A few patients who have presented with severe acute HEV infection, or acute or chronic hepatitis, have been given ribavirin [40,41]. A rapid decrease in HEV RNA concentration has been obtained and HEV clearance achieved. Nevertheless, no trial so far has compared patients that have received or not received ribavirin in this setting.
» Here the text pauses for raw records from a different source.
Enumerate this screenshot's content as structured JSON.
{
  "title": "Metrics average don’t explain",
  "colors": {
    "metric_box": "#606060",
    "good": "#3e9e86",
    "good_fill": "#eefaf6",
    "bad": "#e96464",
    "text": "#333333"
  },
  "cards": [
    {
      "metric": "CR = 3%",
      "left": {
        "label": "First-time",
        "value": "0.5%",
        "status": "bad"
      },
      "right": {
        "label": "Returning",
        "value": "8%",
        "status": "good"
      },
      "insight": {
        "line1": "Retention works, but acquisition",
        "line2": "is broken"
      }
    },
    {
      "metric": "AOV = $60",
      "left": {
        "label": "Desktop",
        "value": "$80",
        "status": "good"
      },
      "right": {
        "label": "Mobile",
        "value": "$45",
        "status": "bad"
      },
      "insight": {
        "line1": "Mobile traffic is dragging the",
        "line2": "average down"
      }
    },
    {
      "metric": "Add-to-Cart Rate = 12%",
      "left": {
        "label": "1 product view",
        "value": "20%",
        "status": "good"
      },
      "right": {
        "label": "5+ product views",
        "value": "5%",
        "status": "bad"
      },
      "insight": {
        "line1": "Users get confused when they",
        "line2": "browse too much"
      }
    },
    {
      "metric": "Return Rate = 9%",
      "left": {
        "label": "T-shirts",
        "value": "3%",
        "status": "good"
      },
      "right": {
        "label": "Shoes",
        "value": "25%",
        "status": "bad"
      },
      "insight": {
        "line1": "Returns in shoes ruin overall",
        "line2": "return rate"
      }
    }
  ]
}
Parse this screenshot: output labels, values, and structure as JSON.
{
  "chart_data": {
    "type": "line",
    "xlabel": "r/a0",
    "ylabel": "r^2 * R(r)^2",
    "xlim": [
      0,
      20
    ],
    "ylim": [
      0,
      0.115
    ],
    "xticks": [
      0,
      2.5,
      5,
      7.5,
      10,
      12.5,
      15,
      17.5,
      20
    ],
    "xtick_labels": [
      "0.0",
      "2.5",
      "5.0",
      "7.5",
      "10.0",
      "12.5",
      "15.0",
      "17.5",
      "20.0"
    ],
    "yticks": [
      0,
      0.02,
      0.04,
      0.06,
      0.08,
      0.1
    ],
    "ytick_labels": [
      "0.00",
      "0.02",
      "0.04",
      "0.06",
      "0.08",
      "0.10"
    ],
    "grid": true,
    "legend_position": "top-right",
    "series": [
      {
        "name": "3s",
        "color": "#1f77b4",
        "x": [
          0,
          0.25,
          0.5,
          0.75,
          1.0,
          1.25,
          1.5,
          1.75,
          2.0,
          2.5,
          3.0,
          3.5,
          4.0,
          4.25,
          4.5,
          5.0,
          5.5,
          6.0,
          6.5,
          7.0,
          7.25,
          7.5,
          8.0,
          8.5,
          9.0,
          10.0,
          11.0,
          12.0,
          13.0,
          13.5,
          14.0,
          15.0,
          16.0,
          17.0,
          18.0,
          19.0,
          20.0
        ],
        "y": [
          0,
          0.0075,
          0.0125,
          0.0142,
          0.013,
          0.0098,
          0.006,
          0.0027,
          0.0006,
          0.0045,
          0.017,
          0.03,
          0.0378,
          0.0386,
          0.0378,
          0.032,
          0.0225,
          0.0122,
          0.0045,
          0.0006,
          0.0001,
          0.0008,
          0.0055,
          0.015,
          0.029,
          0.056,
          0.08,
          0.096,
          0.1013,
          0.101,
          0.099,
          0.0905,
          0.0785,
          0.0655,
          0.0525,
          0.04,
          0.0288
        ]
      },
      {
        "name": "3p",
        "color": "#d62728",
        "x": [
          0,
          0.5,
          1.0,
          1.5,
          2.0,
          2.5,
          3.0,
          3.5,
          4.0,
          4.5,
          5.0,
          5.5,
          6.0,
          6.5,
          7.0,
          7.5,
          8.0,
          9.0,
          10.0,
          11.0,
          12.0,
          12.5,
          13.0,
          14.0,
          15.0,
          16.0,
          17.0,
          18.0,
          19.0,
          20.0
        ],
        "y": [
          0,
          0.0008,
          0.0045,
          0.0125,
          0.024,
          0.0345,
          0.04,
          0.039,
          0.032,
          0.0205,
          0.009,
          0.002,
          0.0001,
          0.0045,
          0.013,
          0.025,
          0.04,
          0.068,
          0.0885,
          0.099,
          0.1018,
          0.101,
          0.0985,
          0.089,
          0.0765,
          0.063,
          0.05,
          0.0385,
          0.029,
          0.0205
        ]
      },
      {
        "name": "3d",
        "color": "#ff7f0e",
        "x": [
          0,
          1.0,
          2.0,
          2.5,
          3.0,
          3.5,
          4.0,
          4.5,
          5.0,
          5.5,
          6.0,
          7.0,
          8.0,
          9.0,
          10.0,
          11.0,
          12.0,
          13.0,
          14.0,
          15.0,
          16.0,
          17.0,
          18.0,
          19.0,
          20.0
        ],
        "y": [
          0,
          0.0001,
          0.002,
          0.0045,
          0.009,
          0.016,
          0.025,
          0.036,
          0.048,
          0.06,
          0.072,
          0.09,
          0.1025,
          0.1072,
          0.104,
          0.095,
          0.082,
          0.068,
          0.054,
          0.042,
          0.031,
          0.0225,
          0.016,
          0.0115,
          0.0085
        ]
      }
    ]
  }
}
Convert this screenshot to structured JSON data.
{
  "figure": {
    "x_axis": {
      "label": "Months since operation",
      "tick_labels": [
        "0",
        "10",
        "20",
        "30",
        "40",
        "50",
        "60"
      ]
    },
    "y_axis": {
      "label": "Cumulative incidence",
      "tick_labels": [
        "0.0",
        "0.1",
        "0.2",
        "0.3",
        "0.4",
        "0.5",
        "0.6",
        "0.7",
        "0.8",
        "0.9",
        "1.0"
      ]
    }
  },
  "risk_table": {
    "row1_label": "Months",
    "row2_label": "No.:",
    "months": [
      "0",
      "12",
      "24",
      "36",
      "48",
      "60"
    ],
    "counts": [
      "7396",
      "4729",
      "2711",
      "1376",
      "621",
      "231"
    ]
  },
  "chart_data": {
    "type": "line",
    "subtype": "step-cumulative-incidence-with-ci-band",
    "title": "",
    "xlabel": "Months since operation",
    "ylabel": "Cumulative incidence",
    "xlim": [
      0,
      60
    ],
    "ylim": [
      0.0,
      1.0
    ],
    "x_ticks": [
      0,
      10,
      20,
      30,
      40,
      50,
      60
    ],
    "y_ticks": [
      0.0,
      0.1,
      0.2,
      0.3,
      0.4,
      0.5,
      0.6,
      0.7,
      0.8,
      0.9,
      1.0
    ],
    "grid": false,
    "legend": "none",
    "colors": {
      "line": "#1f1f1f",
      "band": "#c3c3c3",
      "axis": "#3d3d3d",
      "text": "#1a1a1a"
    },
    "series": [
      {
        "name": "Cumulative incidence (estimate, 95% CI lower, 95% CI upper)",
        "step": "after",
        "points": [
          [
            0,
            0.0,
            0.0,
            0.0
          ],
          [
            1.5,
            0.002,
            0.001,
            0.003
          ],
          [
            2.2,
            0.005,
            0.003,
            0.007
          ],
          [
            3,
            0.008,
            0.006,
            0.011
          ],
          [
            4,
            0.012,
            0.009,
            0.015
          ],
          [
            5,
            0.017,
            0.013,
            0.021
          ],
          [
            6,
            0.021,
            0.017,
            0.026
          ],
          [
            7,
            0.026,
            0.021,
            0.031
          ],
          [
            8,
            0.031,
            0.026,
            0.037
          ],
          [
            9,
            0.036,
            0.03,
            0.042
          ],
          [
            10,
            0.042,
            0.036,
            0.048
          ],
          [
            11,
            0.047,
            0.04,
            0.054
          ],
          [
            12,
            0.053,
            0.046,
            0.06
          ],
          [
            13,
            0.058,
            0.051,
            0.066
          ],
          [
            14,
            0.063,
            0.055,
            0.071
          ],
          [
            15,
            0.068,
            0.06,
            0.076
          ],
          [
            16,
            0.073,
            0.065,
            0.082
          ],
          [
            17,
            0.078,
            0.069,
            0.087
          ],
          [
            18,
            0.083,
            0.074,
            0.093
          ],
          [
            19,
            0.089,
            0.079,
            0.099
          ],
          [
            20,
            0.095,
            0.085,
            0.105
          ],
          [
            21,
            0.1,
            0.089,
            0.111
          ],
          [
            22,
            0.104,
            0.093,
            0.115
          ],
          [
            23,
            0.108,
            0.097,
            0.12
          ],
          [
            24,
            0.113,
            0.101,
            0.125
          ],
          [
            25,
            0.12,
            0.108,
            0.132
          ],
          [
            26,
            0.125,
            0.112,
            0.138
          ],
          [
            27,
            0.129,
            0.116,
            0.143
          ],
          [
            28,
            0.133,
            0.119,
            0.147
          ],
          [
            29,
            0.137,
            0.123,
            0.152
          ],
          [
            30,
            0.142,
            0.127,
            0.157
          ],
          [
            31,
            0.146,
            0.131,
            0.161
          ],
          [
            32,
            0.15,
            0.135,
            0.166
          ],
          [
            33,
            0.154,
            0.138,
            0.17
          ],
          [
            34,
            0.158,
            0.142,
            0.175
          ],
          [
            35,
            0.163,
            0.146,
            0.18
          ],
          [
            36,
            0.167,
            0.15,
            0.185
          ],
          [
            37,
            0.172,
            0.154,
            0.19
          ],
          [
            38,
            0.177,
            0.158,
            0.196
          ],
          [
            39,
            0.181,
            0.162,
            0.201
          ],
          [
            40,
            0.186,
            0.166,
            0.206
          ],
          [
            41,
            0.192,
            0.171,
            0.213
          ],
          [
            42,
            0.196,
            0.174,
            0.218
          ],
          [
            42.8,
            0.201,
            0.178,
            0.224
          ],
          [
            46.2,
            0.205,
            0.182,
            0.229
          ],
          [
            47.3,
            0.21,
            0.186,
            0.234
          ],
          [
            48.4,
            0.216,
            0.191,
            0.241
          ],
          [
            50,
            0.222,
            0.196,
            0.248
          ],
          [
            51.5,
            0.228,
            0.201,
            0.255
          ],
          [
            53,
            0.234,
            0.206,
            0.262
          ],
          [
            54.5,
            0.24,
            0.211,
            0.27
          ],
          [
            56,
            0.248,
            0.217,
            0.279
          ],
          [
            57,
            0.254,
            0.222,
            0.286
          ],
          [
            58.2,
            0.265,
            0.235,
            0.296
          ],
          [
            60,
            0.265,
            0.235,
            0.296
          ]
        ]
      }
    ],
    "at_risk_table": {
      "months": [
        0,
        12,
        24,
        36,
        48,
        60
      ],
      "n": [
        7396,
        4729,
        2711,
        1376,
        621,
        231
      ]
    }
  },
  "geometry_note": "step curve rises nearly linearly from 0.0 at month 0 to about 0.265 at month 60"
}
4.4. Treatment of HEV-Induced Extra-Hepatic Manifestations

Antiviral therapy was used in patients presenting HEV-induced neurological symptoms such as Guillain Barré Syndrome [42]. Although it allowed clearing of HEV, its effects on the outcome of neurological symptoms is unknown. In contrast, antiviral HEV therapy was efficient in treating patients who developed HEV-associated kidney injuries [43,44].

5. Suggested HEV Infection Therapy Algorithm

Although there is no high level evidence at different stages, we suggest the following practical management algorithm for treating HEV infection in transplant patients with chronic hepatitis. In patients with a low immunological risk it is reasonable to decrease immunosuppression, especially calcineurin inhibitors, as soon as HEV infection is diagnosed and to then wait for three months. If HEV infection is not cleared within three months after diagnosis, an antiviral therapy can be proposed. In patients with a high immunological risk, immunosuppression cannot usually be reduced. Thus, waiting for three months before proposing antiviral therapy is suggested (Figure 1).
Figure 1

Treatment of hepatitis E virus persistent infection in solid-organ-transplant patients.

In all transplant patients, ribavirin therapy is the treatment of choice. The recommended dose is unknown. Nevertheless, in patients with impaired kidney function, ribavirin dose should be adapted to kidney function [45]. In most studies, patients were given 600 to 800 mg/day [24]. Three months after initiating ribavirin therapy, if HEV RNA is negative in both the sera and stools, ribavirin can be stopped. If HEV RNA remains positive in the stools after three months, even if it is negative in the sera, ribavirin therapy should be prolonged for an additional three months. If HEV viremia increases after ceasing ribavirin therapy, a longer course of ribavirin, i.e., 6 months, can be proposed. In patients who present with a relapse under ribavirin or who are resistant to ribavirin, there is no alternative, except for liver-transplant patients for whom pegylated interferon can be proposed.

6. Conclusions

Ribavirin is the first-choice therapy to treat HEV infection. Further studies are needed to identify novel antiviral therapies for patients that are resistant or partial responders to ribavirin.